Отчасти причиной этому и был Симановский, бритый человек, в пенсне, длинноволосый, с гордо закинутой назад головою и с презрительным выражением в узких, опущенных вниз углами губах.
У него не было близких, сердечных друзей между товарищами, но его мнения и суждения имели среди них значительную авторитетность.
Откуда происходила эта его влиятельность, вряд ли кто-нибудь мог бы объяснить себе: от его ли самоуверенной внешности, от умения ли схватить и выразить в общих словах то раздробленное и неясное, что смутно ищется и желается большинством, или оттого, что свои заключения всегда приберегал к самому нужному моменту.
Среди всякого общества много такого рода людей: одни из них действуют на среду софизмами, другие – каменной бесповоротной непоколебимостью убеждений, третьи – широкой глоткой, четвертые – злой насмешкой, пятые – просто молчанием, заставляющим предполагать за собою глубокомыслие, шестые – трескучей внешней словесной эрудицией, иные хлесткой насмешкой надо всем, что говорят... многие ужасным русским словом «ерунда!».
«Ерунда!» – говорят они презрительно на горячее, искреннее, может быть правдивое, но скомканное слово.
«Почему же ерунда?» –
«Потому что чепуха, вздор», – отвечают они, пожимая плечами, и точно камнем по голове ухлопывают человека.

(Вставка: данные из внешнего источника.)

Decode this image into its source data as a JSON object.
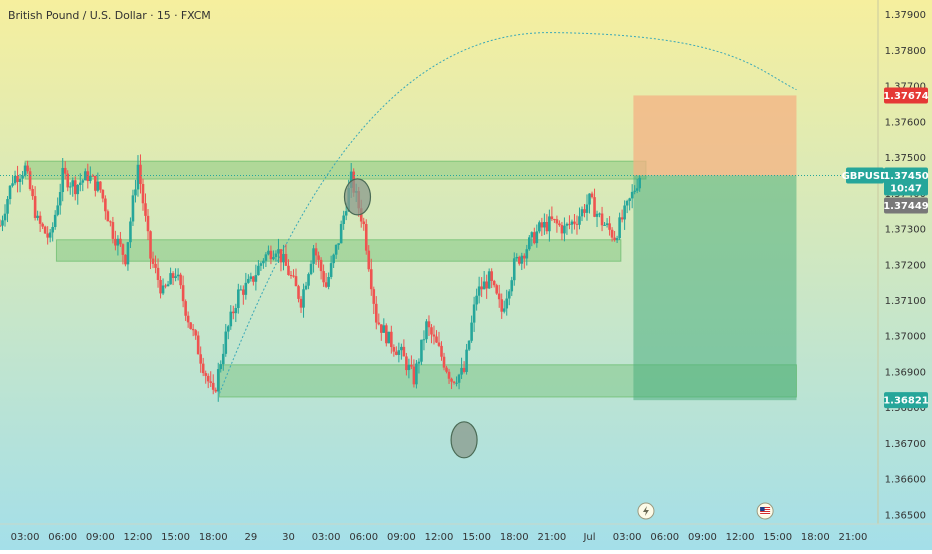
{
  "header": {
    "title": "British Pound / U.S. Dollar · 15 · FXCM"
  },
  "colors": {
    "up": "#26a69a",
    "down": "#ef5350",
    "zone": "#66bb6a",
    "target_zone": "#4caf7d",
    "stop_zone": "#f4b183",
    "price_tag": "#26a69a",
    "red_tag": "#e53935",
    "grey_tag": "#787878",
    "bg_top": "#f6ef9e",
    "bg_bottom": "#a4dfe9"
  },
  "chart_data": {
    "type": "candlestick",
    "symbol": "GBPUSD",
    "y_ticks": [
      "1.37900",
      "1.37800",
      "1.37700",
      "1.37600",
      "1.37500",
      "1.37400",
      "1.37300",
      "1.37200",
      "1.37100",
      "1.37000",
      "1.36900",
      "1.36800",
      "1.36700",
      "1.36600",
      "1.36500"
    ],
    "ylim": [
      1.3648,
      1.3793
    ],
    "x_ticks": [
      "03:00",
      "06:00",
      "09:00",
      "12:00",
      "15:00",
      "18:00",
      "29",
      "30",
      "03:00",
      "06:00",
      "09:00",
      "12:00",
      "15:00",
      "18:00",
      "21:00",
      "Jul",
      "03:00",
      "06:00",
      "09:00",
      "12:00",
      "15:00",
      "18:00",
      "21:00"
    ],
    "xlim": [
      0,
      70
    ],
    "tick_index": [
      2,
      5,
      8,
      11,
      14,
      17,
      20,
      23,
      26,
      29,
      32,
      35,
      38,
      41,
      44,
      47,
      50,
      53,
      56,
      59,
      62,
      65,
      68
    ],
    "last_price": {
      "label": "GBPUSD",
      "value": "1.37450",
      "countdown": "10:47",
      "y": 1.3745
    },
    "bid_price": {
      "value": "1.37449",
      "y": 1.3743
    },
    "take_profit": {
      "value": "1.36821",
      "y": 1.36821
    },
    "stop_loss": {
      "value": "1.37674",
      "y": 1.37674
    },
    "zones": [
      {
        "name": "upper resistance zone",
        "x": [
          2,
          51.5
        ],
        "y": [
          1.3744,
          1.3749
        ]
      },
      {
        "name": "middle support zone",
        "x": [
          4.5,
          49.5
        ],
        "y": [
          1.3721,
          1.3727
        ]
      },
      {
        "name": "lower demand zone",
        "x": [
          17.5,
          63.5
        ],
        "y": [
          1.3683,
          1.3692
        ]
      }
    ],
    "position": {
      "entry": 1.3745,
      "x": [
        50.5,
        63.5
      ]
    },
    "circles": [
      {
        "name": "top-circle",
        "x": 28.5,
        "y": 1.3739
      },
      {
        "name": "bottom-circle",
        "x": 37,
        "y": 1.3671
      }
    ],
    "arc": {
      "start": [
        17.5,
        1.3684
      ],
      "peak": [
        44,
        1.3785
      ],
      "end": [
        63.5,
        1.3769
      ]
    },
    "event_icons": [
      {
        "name": "lightning",
        "x": 51.5
      },
      {
        "name": "us-flag",
        "x": 61
      }
    ],
    "anchors": [
      [
        0,
        1.3731
      ],
      [
        1,
        1.3744
      ],
      [
        2,
        1.3747
      ],
      [
        3,
        1.3732
      ],
      [
        4,
        1.3727
      ],
      [
        5,
        1.3745
      ],
      [
        6,
        1.3742
      ],
      [
        7,
        1.3745
      ],
      [
        8,
        1.3741
      ],
      [
        9,
        1.3729
      ],
      [
        10,
        1.3722
      ],
      [
        11,
        1.3748
      ],
      [
        12,
        1.3722
      ],
      [
        13,
        1.3712
      ],
      [
        14,
        1.3718
      ],
      [
        15,
        1.3705
      ],
      [
        16,
        1.3694
      ],
      [
        17,
        1.3683
      ],
      [
        18,
        1.37
      ],
      [
        19,
        1.3712
      ],
      [
        20,
        1.3715
      ],
      [
        21,
        1.3722
      ],
      [
        22,
        1.3725
      ],
      [
        23,
        1.3718
      ],
      [
        24,
        1.371
      ],
      [
        25,
        1.3725
      ],
      [
        26,
        1.3714
      ],
      [
        27,
        1.3727
      ],
      [
        28,
        1.3744
      ],
      [
        29,
        1.3731
      ],
      [
        30,
        1.3705
      ],
      [
        31,
        1.3699
      ],
      [
        32,
        1.3695
      ],
      [
        33,
        1.3688
      ],
      [
        34,
        1.3703
      ],
      [
        35,
        1.3696
      ],
      [
        36,
        1.3688
      ],
      [
        37,
        1.369
      ],
      [
        38,
        1.3712
      ],
      [
        39,
        1.3716
      ],
      [
        40,
        1.3707
      ],
      [
        41,
        1.372
      ],
      [
        42,
        1.3725
      ],
      [
        43,
        1.373
      ],
      [
        44,
        1.3732
      ],
      [
        45,
        1.373
      ],
      [
        46,
        1.3733
      ],
      [
        47,
        1.3738
      ],
      [
        48,
        1.3732
      ],
      [
        49,
        1.3728
      ],
      [
        50,
        1.3736
      ],
      [
        51,
        1.3745
      ]
    ]
  }
}
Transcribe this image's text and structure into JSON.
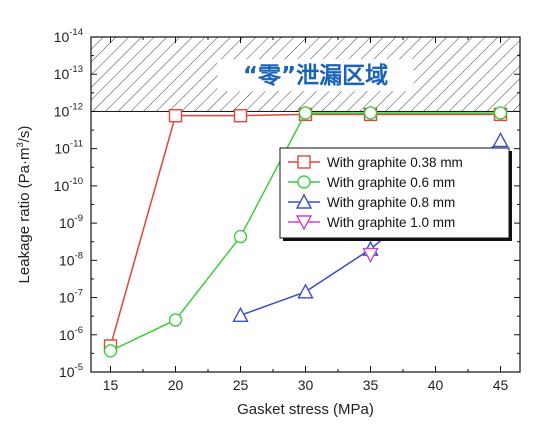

Много еще есть сортов таких людей, главенствующих над росшими, застенчивыми, благородно-скромными и часто даже над большими умами, и к числу их принадлежал Симановский.
Однако к середине обеда языки развязались у всех, кроме Любки, которая молчала, отвечала «да» и «нет» и почти не притрогивалась к еде.
Больше всех говорил Лихонин, Соловьев и Нижерадзе.
Первый – решительно и деловито, стараясь скрыть Под заботливыми словами что-то настоящее, внутреннее, колючее и неудобное.
Соловьев – с мальчишеским восторгом, с размашистыми жестами, стуча кулаком по столу.
Нижерадзе – с легким сомнением и с недомолвками, точно он знал то, что нужно сказать, но скрывал это.
Всех, однако, казалось, захватила, заинтересовала странная судьба девушки, и каждый, высказывая свое мнение, почему-то неизбежно обращался к Симановскому.
Он же больше помалкивал и поглядывал на каждого из-под низа стекол пенсне, высоко поднимая для этого голову.
– Так, так, так, – сказал он, наконец, пробарабанив пальцами по столу. – То, что сделал Лихонин, прекрасно и смело.
И то, что князь и Соловьев идут ему навстречу, тоже очень хорошо.
Я, с своей стороны, готов, чем могу, содействовать вашим начинаниям.